Р.Макдональд. Обрекаю на смерть: Романы. - Gart, Таллинн, 1991
OCR & SpellCheck: Zmiy (zmiy@inbox.ru), 26 ноября 2003 года
-----------------------------------------------------------------------


Глава I

Мне снился кошмарный сон: в клетке мирно жила странная безволосая
обезьяна. На беду, люди постоянно пытались нарушить ее уединение и
проникнуть внутрь. Это держало обезьяну в напряжении и выводило из себя...
Я проснулся весь в поту, чувствуя, что за дверью кто-то стоит. Не за
входной, а за боковой, которая вела из кухни в гараж. Шлепая босиком по
холодному линолеуму кухни, я заметил в окне первые проблески зари. Тот, кто
находился по другую сторону двери, стучал теперь тихо, но настойчиво. Я
включил наружный свет, повернул ключ и открыл дверь.
От двери под свет голой лампочки гаража неловко отпрянул крепкий
молодой человек в рабочих брюках из грубой бумажной ткани. В его коротко
стриженных волосах запутались соринки. Немигающие светло-голубые глаза
посмотрели на свет со странным умоляющим выражением.
- Выключите свет, прошу вас.
- А я хочу иметь возможность видеть.
- Вот именно. - Он взглянул в распахнутые ворота гаража, выходившие на
тихую серую улочку. - Не хочу, чтобы меня видели.
- Вас никто не держит, можете убираться. - Но, присмотревшись к нему
повнимательнее, я пожалел, что говорил грубо. Его кожа отличалась
желтовато-маслянистым оттенком и отнюдь не из-за освещения. Похоже, ему
было худо.
Он вновь покосился на враждебную улицу.
- Можно я войду? Вы - мистер Арчер, не так ли?
- Для визитов рановато. Я не знаю вашего имени.
- Карл Холлман. Понимаю, сейчас рано, но я не спал всю ночь.
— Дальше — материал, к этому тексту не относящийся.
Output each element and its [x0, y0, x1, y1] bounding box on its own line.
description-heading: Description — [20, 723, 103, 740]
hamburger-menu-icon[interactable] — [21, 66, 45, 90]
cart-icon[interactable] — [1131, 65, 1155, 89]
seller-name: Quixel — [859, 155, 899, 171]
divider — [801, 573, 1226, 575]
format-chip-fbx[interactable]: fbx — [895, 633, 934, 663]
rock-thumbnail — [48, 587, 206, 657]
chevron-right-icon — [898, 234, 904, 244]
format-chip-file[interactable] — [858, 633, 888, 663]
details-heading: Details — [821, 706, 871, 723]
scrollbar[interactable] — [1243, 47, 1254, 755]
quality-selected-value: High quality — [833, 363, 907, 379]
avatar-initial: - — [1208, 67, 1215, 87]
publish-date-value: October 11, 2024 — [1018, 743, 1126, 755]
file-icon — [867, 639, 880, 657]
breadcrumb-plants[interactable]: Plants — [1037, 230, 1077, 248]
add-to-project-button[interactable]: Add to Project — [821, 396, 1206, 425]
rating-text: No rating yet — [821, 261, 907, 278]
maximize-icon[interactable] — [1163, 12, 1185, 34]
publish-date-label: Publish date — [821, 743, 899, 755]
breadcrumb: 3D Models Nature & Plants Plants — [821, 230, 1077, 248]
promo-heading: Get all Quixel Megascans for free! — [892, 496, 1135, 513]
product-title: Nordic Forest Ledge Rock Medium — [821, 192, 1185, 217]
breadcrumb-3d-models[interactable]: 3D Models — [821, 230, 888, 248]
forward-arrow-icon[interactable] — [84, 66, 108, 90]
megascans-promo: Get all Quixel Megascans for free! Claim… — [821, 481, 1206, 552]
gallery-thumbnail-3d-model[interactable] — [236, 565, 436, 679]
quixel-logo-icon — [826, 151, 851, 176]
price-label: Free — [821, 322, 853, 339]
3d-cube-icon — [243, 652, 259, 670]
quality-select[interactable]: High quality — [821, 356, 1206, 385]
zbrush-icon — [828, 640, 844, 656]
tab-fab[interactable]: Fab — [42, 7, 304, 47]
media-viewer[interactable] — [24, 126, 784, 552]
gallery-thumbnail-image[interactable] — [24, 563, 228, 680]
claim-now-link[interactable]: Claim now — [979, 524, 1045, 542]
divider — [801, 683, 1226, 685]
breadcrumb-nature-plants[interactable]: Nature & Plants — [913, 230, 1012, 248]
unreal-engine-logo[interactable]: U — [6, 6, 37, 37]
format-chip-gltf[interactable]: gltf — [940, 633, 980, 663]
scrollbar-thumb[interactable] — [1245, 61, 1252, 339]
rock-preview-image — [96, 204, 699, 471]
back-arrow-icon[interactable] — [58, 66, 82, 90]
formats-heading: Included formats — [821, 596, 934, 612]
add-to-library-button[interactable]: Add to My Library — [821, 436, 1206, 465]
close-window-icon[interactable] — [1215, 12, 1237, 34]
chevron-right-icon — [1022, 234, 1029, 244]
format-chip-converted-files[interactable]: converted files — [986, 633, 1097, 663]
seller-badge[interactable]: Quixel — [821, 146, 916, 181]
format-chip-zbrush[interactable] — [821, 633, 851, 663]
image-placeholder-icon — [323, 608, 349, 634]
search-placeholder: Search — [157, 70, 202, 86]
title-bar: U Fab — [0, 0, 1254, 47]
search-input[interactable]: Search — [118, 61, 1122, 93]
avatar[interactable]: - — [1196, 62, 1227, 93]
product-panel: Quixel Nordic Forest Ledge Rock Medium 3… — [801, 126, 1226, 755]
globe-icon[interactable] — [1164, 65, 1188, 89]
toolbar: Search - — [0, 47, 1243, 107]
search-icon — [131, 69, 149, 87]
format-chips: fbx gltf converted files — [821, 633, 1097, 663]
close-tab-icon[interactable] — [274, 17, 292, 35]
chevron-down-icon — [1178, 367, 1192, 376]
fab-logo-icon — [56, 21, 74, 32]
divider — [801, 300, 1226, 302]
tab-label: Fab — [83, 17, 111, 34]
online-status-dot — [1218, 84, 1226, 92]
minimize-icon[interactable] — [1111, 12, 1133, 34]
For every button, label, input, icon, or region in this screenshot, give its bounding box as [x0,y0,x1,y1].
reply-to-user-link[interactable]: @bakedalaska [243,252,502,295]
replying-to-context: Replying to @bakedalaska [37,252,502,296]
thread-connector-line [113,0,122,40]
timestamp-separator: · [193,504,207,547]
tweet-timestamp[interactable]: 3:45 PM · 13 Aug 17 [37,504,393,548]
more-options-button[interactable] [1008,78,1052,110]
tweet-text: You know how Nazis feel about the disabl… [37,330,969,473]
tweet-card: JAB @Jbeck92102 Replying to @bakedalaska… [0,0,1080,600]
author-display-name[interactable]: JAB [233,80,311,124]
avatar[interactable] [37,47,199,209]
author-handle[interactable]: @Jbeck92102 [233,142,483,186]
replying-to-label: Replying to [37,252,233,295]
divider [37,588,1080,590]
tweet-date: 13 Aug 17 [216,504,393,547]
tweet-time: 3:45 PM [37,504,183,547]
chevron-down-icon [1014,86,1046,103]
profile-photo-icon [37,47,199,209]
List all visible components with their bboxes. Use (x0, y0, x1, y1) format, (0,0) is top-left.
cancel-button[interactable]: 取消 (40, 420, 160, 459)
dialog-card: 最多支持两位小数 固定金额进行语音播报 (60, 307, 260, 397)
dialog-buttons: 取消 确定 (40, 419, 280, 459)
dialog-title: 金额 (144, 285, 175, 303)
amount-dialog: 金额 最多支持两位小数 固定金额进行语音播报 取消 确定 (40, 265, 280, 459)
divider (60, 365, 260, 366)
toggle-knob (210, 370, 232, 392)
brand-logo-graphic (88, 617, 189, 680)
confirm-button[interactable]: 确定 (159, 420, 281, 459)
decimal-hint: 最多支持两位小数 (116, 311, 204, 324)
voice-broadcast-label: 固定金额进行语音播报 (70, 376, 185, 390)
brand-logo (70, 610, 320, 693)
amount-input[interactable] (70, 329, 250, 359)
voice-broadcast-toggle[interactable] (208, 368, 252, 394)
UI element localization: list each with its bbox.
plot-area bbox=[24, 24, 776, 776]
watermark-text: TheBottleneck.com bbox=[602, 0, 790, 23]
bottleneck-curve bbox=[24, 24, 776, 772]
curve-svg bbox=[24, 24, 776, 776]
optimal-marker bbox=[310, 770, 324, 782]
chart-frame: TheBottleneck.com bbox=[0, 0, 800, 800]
Он покачнулся и ухватился за дверной косяк. Его рука была черной от
грязи и покрыта кровоточащими ссадинами.
- Несчастный случай, авария, Холлман?
- Нет. - Он помолчал в нерешительности и заговорил уже медленнее:
- Да, произошел несчастный случай. Но не со мной. Совсем не то, о чем
вы думаете.
- А с кем?
- С моим отцом. Моего отца убили.
- Сегодня ночью?
- Шесть месяцев назад. Именно по этому поводу я хотел бы получить...
поговорить с вами. У вас не найдется для меня несколько секунд?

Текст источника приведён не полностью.